2021 Reading Log: December (+ Writing Update)
Completed reads for December:
- Three Act Tragedy, by Agatha Christie
- The Murder on the Links, by Agatha Christie
- On Abstinence from Animal Food, by Porphyry
- Letter to Marcella, by Porphyry
- Saturnalia, by Lucian of Samosata
- The Life of Plotinus, by Porphyry
- The Wednesday Wizard, by Sherryl Jordan
- Denzil’s Dilemma, by Sherryl Jordan
- Denzil’s Great Bear Burglary, by Sherryl Jordan
- The Silver Dragon, by Sherryl Jordan
- A Murder is Announced, by Agatha Christie
- The Nature of Middle-earth, by J.R.R. Tolkien
- Cards on the Table, by Agatha Christie
- Introduction to Precious Metals, by Mark Grimwade
- Isagoge, by Porphyry
- The Road to Wigan Pier, by George Orwell
- Saturnalian Letters, by Lucian of Samosata
- Cronosolon, by Lucian of Samosata
- The Prose Edda, by Snorri Sturluson
- A Christmas Carol, by Charles Dickens
- A Child’s Christmas in Wales, by Dylan Thomas
- Sir Gawain and the Green Knight, by Anonymous
- Pearl, by Anonymous
- Sir Orfeo, by Anonymous
- On Fairy-Stories, by J.R.R. Tolkien
- The Homecoming of Beorhtnoth, Beorhthelm’s Son, by J.R.R. Tolkien
- The Chimes, by Charles Dickens
- Hercule Poirot’s Christmas, by Agatha Christie
- Auxiliaries to the Perception of Intelligible Natures, by Porphyry
- Sparkling Cyanide, by Agatha Christie
Porphyry’s tracts on ancient vegetarianism and Intelligible Natures are Thomas Taylor’s translations. Marcella’s Letter is Zimmern’s. Isagoge is Owen’s. The Prose Edda is Arthur Gilchrist Brodeur’s.

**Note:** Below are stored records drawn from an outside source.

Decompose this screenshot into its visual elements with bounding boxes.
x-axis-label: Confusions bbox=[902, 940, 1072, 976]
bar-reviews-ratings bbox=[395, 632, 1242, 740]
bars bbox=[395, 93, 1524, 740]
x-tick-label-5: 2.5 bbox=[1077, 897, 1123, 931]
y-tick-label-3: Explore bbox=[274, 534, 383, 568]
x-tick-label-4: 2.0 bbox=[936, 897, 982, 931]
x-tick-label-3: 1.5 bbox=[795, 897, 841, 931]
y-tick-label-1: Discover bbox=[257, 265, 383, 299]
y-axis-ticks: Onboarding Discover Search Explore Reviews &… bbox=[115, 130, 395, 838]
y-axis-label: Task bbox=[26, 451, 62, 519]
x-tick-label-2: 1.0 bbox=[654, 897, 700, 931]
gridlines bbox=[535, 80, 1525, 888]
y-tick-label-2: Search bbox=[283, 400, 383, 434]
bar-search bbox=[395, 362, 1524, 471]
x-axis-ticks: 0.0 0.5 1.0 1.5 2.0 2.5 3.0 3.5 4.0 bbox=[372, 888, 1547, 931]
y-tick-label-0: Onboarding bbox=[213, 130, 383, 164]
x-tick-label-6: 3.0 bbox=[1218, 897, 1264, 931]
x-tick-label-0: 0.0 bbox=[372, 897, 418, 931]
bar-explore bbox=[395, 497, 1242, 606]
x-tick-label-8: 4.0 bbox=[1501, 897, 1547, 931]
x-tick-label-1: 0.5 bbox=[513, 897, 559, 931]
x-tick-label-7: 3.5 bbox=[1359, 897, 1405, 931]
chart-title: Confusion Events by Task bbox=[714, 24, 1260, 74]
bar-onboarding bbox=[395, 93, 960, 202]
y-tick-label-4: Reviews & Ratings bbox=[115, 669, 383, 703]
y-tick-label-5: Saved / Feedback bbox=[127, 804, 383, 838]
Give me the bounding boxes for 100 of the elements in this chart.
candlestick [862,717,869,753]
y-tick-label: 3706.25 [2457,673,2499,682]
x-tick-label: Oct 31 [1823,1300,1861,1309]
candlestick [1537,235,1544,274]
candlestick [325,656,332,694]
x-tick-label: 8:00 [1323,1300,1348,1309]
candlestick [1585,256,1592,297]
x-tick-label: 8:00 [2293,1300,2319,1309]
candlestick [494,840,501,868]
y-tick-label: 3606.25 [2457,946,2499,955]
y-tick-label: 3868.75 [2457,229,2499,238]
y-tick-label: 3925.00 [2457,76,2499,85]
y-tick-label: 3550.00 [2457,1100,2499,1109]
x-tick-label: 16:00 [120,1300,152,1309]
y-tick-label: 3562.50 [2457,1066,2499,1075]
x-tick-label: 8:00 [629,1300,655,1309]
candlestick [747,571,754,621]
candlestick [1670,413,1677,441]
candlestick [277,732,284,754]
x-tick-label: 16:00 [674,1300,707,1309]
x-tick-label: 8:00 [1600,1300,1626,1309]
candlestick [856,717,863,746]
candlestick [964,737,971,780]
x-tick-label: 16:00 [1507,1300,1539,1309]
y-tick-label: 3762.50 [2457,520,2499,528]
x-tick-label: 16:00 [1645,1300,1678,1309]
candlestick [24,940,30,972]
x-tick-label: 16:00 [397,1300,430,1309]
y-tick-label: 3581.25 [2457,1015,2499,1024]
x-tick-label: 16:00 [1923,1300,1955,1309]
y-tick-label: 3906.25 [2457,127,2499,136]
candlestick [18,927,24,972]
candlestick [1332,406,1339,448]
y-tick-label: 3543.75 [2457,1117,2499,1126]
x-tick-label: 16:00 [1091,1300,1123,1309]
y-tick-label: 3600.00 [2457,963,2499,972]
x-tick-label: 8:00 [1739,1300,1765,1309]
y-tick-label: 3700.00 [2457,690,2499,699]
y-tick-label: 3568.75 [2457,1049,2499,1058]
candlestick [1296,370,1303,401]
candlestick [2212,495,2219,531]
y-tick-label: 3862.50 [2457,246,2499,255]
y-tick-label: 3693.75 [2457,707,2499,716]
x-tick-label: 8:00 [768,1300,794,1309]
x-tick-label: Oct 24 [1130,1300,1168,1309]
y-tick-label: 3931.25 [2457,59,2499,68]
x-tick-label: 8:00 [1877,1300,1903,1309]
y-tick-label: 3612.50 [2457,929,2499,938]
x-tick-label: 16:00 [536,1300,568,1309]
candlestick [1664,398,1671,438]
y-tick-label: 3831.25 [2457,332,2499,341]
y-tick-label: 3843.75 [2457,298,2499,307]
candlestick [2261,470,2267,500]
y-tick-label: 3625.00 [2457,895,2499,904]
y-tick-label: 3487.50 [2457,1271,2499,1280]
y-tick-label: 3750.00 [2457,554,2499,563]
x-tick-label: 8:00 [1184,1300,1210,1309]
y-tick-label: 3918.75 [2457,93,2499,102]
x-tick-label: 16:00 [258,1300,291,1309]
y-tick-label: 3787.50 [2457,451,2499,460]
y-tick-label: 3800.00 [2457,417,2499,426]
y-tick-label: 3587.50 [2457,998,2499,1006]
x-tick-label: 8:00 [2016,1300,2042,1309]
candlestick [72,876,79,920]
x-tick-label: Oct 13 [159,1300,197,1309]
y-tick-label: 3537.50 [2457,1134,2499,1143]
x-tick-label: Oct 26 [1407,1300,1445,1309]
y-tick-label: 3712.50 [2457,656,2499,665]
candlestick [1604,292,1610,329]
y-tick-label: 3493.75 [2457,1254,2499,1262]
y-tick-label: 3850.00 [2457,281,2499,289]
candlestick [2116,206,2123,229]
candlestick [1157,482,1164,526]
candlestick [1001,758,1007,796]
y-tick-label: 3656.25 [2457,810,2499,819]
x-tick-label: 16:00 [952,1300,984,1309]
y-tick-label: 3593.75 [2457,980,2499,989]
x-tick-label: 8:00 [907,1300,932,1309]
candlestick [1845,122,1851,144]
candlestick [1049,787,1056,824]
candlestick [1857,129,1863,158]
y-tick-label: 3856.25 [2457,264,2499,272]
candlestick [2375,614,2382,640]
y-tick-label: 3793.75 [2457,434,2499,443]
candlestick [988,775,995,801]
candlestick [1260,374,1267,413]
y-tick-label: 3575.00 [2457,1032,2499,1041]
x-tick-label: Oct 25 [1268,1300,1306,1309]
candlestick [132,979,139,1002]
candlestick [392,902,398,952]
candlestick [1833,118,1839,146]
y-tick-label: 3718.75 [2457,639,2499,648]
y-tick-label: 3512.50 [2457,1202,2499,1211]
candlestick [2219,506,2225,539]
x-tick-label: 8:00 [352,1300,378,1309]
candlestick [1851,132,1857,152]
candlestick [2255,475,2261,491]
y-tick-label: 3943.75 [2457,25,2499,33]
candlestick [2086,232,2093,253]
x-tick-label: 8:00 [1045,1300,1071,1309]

Sir Gawain and the Green Knight, Pearl, and Sir Orfeo are J.R.R. Tolkien’s translations, as combined in the single volume edited by Christopher Tolkien.
Hercule Poirot’s Christmas is set over the week of 22nd December to 28th December, so I read each chapter on the relevant day – rather like a strange Advent Calendar, but with a murder mystery.
As you can see, December was an excellent reading month, to cap off a solid reading year generally. And while December was quiet so far as work on Old Phuul went, it was also not without note in the short story department. I churned out an extremely meaty story about… tin. As in, the metal. At 5,850 or so words, Of Tin and Tintagel is my longest completed fictional work after Wise Phuul and my sword and sorcery pieces.
I hope to recapture the energy for completing Old Phuul in the New Year – but compared with previous years, 2021 has actually seen solid progress.